La ricostruzione degli eventi rivela una dinamica inquietante: Caiafa, con l’arma in suo possesso, aveva precedentemente esibito la pistola di fronte ai suoi coetanei, in un gesto di presunta bravata e ricerca di approvazione sociale.
Questa dimostrazione di “forza” non era un atto isolato, ma parte di un tentativo di affermazione all’interno del suo gruppo di pari, e, secondo gli inquirenti, forse anche con l’intento di attirare l’attenzione di figure di più alto profilo nel sottobosco criminale locale.
La procura, supportata dalle indagini della Squadra Mobile, ha ricostruito come Caiafa abbia portato l’arma quella sera con l’obiettivo di “impressionare” i presenti.
La forza necessaria per innescare il meccanismo di sparo, pari a circa 3 chilogrammi, esclude qualsiasi possibilità di un innesco accidentale; richiede un’azione volontaria e consapevole.

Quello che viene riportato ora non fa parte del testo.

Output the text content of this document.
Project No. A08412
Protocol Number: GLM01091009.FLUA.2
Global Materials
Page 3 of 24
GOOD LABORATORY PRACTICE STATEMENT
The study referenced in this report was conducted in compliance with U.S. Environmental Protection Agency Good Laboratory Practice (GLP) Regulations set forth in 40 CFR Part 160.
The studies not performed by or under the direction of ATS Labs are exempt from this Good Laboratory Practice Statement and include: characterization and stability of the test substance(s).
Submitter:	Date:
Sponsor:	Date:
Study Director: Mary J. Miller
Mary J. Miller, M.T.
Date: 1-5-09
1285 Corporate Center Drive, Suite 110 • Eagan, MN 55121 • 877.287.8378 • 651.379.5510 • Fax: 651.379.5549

Questo, unitamente alla direzione dell’arma puntata contro Arcangelo, configura inequivocabilmente l’intenzione, seppur non direttamente omicida, di assumersi il rischio che il gesto potesse causare la morte.
Il caso Correra non è solo una tragedia personale, ma un campanello d’allarme che sottolinea la pervasività della cultura delle armi tra i giovani e la necessità di interventi mirati per contrastare la glorificazione della violenza e la facilità di accesso ad armi illegali, spesso considerate strumenti di status e di protezione sociale distorta, piuttosto che una minaccia alla sicurezza collettiva.
L’indagine mira ora a fare luce sulle origini di tale disponibilità e sulle possibili connessioni con ambienti criminali che potrebbero aver fornito a Caiafa l’arma e, in qualche modo, incoraggiato il suo comportamento rischioso.